La loi sur la justice réparatrice est un moyen de blanchir les violations

Les institutions chargées de surveiller et d’enquêter sur ces violations sont en fait complices du blanchiment de la situation des jeunes condamnés au centre de détention “Dry Dock”. Le ministère de l’Intérieur et le Médiateur sont censés protéger les droits des prisonniers et enquêter lorsque des allégations de mauvais traitements sont formulées. Le Médiateur a tenté de prouver le succès de la loi sur la justice réparatrice et la protection des enfants en visitant le centre de correction et de réhabilitation et le centre de détention provisoire de Dry Dock le 1er novembre 2021. Ils ont indiqué que dans les entretiens aléatoires qu’ils ont menés, les prisonniers ont décrit une situation où ils avaient accès aux soins de santé ainsi qu’aux appels et aux communications vidéo avec leur famille. Le Médiateur a indiqué qu’ils avaient pleinement accès à leurs droits fondamentaux. Cependant, l’ADHRB a récemment surveillé la situation sur le terrain et a constaté que ce n’était pas le cas. Au cours des deux derniers mois, nous avons constaté que ces jeunes condamnés ont enduré des souffrances psychologiques et physiques extrêmes, tant pendant leur détention qu’après leur arrestation, ainsi que des soins de santé de mauvaise qualité et le refus d’un traitement approprié.

Le 28 septembre 2021, Al-Jazeera a diffusé un épisode documentaire de l’émission « Distance zéro » qui présentait les preuves des pires violations commises à l’encontre des jeunes contacts dans “Dry Dock”. Les autorités bahreïnies ont rapidement réagi par le biais des médias d’État en diffusant une déclaration faite par un prisonnier politique de l’intérieur de “Dry Dock” qui réfutait les allégations contenues dans le reportage.
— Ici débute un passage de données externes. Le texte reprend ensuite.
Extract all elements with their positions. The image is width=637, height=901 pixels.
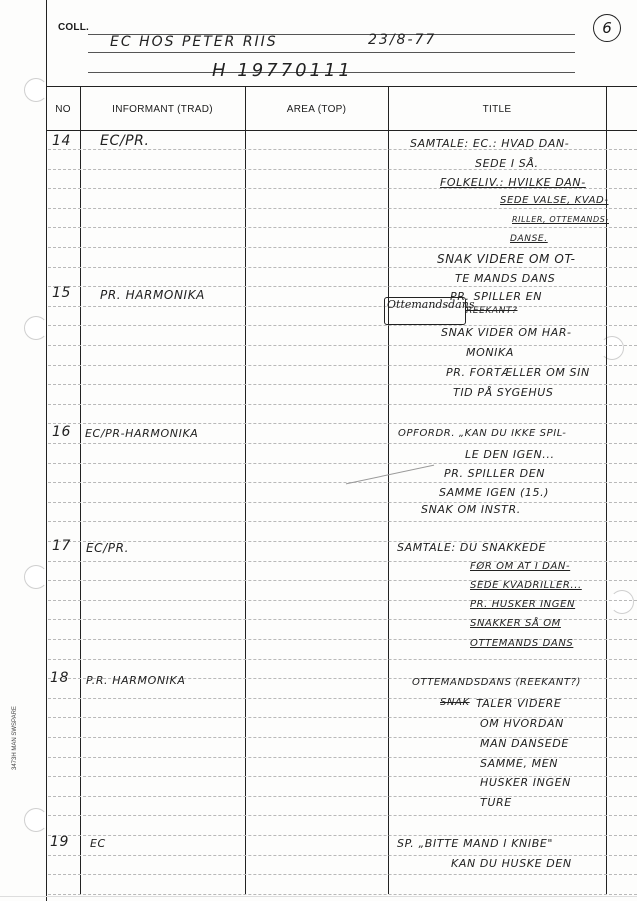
ruled-line xyxy=(48,796,637,797)
row-title-line: OM HVORDAN xyxy=(480,717,564,730)
row-title-line: SEDE KVADRILLER... xyxy=(470,580,582,591)
ruled-line xyxy=(48,267,637,268)
row-informant: EC/PR. xyxy=(86,541,129,555)
ruled-line xyxy=(48,227,637,228)
row-informant: EC xyxy=(90,837,106,850)
row-title-line: MONIKA xyxy=(466,346,514,359)
punch-hole xyxy=(24,565,48,589)
row-title-line: OTTEMANDS DANS xyxy=(470,638,573,649)
page-number: 6 xyxy=(602,19,612,37)
row-title-line: PR. FORTÆLLER OM SIN xyxy=(446,366,590,379)
row-title-line: OTTEMANDSDANS (REEKANT?) xyxy=(412,677,581,688)
ruled-line xyxy=(48,521,637,522)
row-title-line: SEDE I SÅ. xyxy=(475,157,539,170)
row-number: 19 xyxy=(50,834,69,850)
row-number: 16 xyxy=(52,424,71,440)
column-header-informant: INFORMANT (TRAD) xyxy=(80,88,245,130)
column-header-no: NO xyxy=(46,88,80,130)
row-title-line: TID PÅ SYGEHUS xyxy=(453,386,553,399)
ruled-line xyxy=(48,345,637,346)
ruled-line xyxy=(48,443,637,444)
row-number: 17 xyxy=(52,538,71,554)
ruled-line xyxy=(48,169,637,170)
punch-hole xyxy=(24,316,48,340)
coll-label: COLL. xyxy=(58,22,89,33)
ruled-line xyxy=(48,208,637,209)
table-header-bottom xyxy=(46,130,637,131)
ruled-line xyxy=(48,247,637,248)
row-title-line: SNAK VIDER OM HAR- xyxy=(441,326,572,339)
row-title-line: SNAKKER SÅ OM xyxy=(470,618,561,629)
punch-hole xyxy=(24,808,48,832)
row-title-line: DANSE. xyxy=(510,234,548,244)
row-title-line: PR. SPILLER DEN xyxy=(444,467,545,480)
punch-hole xyxy=(600,336,624,360)
row-informant: PR. HARMONIKA xyxy=(100,288,205,302)
ruled-line xyxy=(48,482,637,483)
row-title-line: TALER VIDERE xyxy=(476,697,561,710)
punch-hole xyxy=(24,78,48,102)
coll-collector-text: EC hos Peter Riis xyxy=(110,34,278,50)
row-title-line: OPFORDR. „KAN DU IKKE SPIL- xyxy=(398,428,566,439)
margin-note-box: Ottemandsdans xyxy=(384,297,466,325)
archive-form-page: COLL. EC hos Peter Riis 23/8-77 H 197701… xyxy=(0,0,637,901)
ruled-line xyxy=(48,541,637,542)
row-informant: EC/PR-HARMONIKA xyxy=(85,427,198,440)
coll-archive-number: H 19770111 xyxy=(212,60,353,81)
ruled-line xyxy=(48,502,637,503)
row-title-line: LE DEN IGEN... xyxy=(465,448,555,461)
ruled-line xyxy=(48,463,637,464)
row-title-line: SP. „BITTE MAND I KNIBE" xyxy=(397,837,553,850)
ruled-line xyxy=(48,815,637,816)
row-title-line: MAN DANSEDE xyxy=(480,737,569,750)
row-title-line: SNAK VIDERE OM OT- xyxy=(437,252,576,266)
row-title-line: SAMTALE: EC.: HVAD DAN- xyxy=(410,137,569,150)
margin-print-text: 3473H MAN SWSPARE xyxy=(12,706,18,770)
coll-date-text: 23/8-77 xyxy=(368,32,436,48)
ruled-line xyxy=(48,423,637,424)
row-title-line: SNAK OM INSTR. xyxy=(421,503,521,516)
row-number: 14 xyxy=(52,133,71,149)
row-title-line: TE MANDS DANS xyxy=(455,272,555,285)
ruled-line xyxy=(48,306,637,307)
row-number: 18 xyxy=(50,670,69,686)
row-title-line: FOLKELIV.: HVILKE DAN- xyxy=(440,176,586,189)
row-informant: EC/PR. xyxy=(100,133,150,149)
coll-underline xyxy=(88,52,575,53)
column-header-title: TITLE xyxy=(388,88,606,130)
ruled-line xyxy=(48,874,637,875)
ruled-line xyxy=(48,855,637,856)
row-title-line: SAMME, MEN xyxy=(480,757,558,770)
row-title-line: SAMME IGEN (15.) xyxy=(439,486,549,499)
row-title-line: KAN DU HUSKE DEN xyxy=(451,857,572,870)
row-title-line: FØR OM AT I DAN- xyxy=(470,561,570,572)
row-title-line: PR. HUSKER INGEN xyxy=(470,599,575,610)
row-title-line: HUSKER INGEN xyxy=(480,776,571,789)
struck-text: SNAK xyxy=(440,697,470,708)
margin-note-text: Ottemandsdans xyxy=(387,298,474,311)
table-left-border xyxy=(46,0,47,901)
ruled-line xyxy=(48,659,637,660)
column-header-area: AREA (TOP) xyxy=(245,88,388,130)
ruled-line xyxy=(48,835,637,836)
row-title-line: SAMTALE: DU SNAKKEDE xyxy=(397,541,546,554)
row-informant: P.R. HARMONIKA xyxy=(86,674,185,687)
ruled-line xyxy=(48,894,637,895)
ruled-line xyxy=(48,404,637,405)
row-title-line: TURE xyxy=(480,796,512,809)
page-number-circle: 6 xyxy=(593,14,621,42)
row-title-line: SEDE VALSE, KVAD- xyxy=(500,195,609,206)
struck-text: REEKANT? xyxy=(466,306,518,316)
page-bottom-edge xyxy=(0,896,637,897)
punch-hole xyxy=(610,590,634,614)
row-title-line: RILLER, OTTEMANDS- xyxy=(512,215,609,224)
row-number: 15 xyxy=(52,285,71,301)
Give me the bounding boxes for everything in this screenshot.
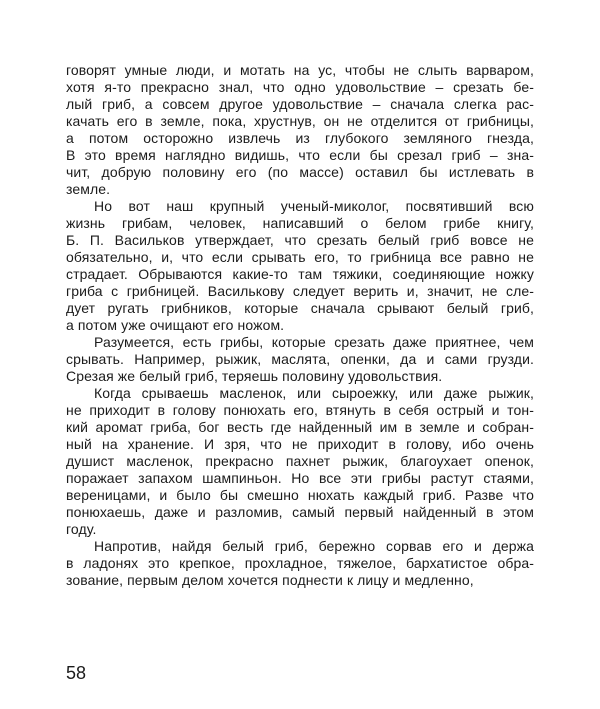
text-line: в ладонях это крепкое, прохладное, тяжел…	[66, 555, 534, 572]
text-line: Б. П. Васильков утверждает, что срезать …	[66, 232, 534, 249]
text-line: Срезая же белый гриб, теряешь половину у…	[66, 368, 534, 385]
text-line: а потом осторожно извлечь из глубокого з…	[66, 130, 534, 147]
text-line: земле.	[66, 181, 534, 198]
text-line: кий аромат гриба, бог весть где найденны…	[66, 419, 534, 436]
text-line: году.	[66, 521, 534, 538]
page-text: говорят умные люди, и мотать на ус, чтоб…	[66, 62, 534, 589]
text-line: зование, первым делом хочется поднести к…	[66, 572, 534, 589]
text-line: гриба с грибницей. Василькову следует ве…	[66, 283, 534, 300]
text-line: хотя я-то прекрасно знал, что одно удово…	[66, 79, 534, 96]
paragraph: Но вот наш крупный ученый-миколог, посвя…	[66, 198, 534, 334]
text-line: не приходит в голову понюхать его, втяну…	[66, 402, 534, 419]
text-line: срывать. Например, рыжик, маслята, опенк…	[66, 351, 534, 368]
text-line: ный на хранение. И зря, что не приходит …	[66, 436, 534, 453]
text-line: обязательно, и, что если срывать его, то…	[66, 249, 534, 266]
text-line: Когда срываешь масленок, или сыроежку, и…	[66, 385, 534, 402]
text-line: лый гриб, а совсем другое удовольствие –…	[66, 96, 534, 113]
book-page: говорят умные люди, и мотать на ус, чтоб…	[0, 0, 600, 709]
text-line: Разумеется, есть грибы, которые срезать …	[66, 334, 534, 351]
text-line: Но вот наш крупный ученый-миколог, посвя…	[66, 198, 534, 215]
text-line: жизнь грибам, человек, написавший о бело…	[66, 215, 534, 232]
text-line: дует ругать грибников, которые сначала с…	[66, 300, 534, 317]
text-line: качать его в земле, пока, хрустнув, он н…	[66, 113, 534, 130]
page-number: 58	[66, 663, 86, 683]
paragraph: Разумеется, есть грибы, которые срезать …	[66, 334, 534, 385]
text-line: вереницами, и было бы смешно нюхать кажд…	[66, 487, 534, 504]
text-line: говорят умные люди, и мотать на ус, чтоб…	[66, 62, 534, 79]
text-line: чит, добрую половину его (по массе) оста…	[66, 164, 534, 181]
text-line: страдает. Обрываются какие-то там тяжики…	[66, 266, 534, 283]
text-line: В это время наглядно видишь, что если бы…	[66, 147, 534, 164]
text-line: поражает запахом шампиньон. Но все эти г…	[66, 470, 534, 487]
text-line: а потом уже очищают его ножом.	[66, 317, 534, 334]
paragraph: Напротив, найдя белый гриб, бережно сорв…	[66, 538, 534, 589]
paragraph: говорят умные люди, и мотать на ус, чтоб…	[66, 62, 534, 198]
text-line: Напротив, найдя белый гриб, бережно сорв…	[66, 538, 534, 555]
text-line: душист масленок, прекрасно пахнет рыжик,…	[66, 453, 534, 470]
text-line: понюхаешь, даже и разломив, самый первый…	[66, 504, 534, 521]
paragraph: Когда срываешь масленок, или сыроежку, и…	[66, 385, 534, 538]
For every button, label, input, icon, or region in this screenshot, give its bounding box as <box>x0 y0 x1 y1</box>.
Les autorités bahreïnies ont également pratiqué leurs méthodes habituelles de blanchiment devant la communauté internationale par le biais d’une déclaration faite lors de la 48e session du Conseil des droits de l’homme entre le 13 septembre et le 18 octobre. Dans cette déclaration, elles ont fait référence au succès de la mise en œuvre par le Bahreïn de la loi sur la justice réparatrice pour les enfants, affirmant qu’elle garantit les droits des enfants et les protège contre les abus conformément aux normes internationales en matière de droits humains.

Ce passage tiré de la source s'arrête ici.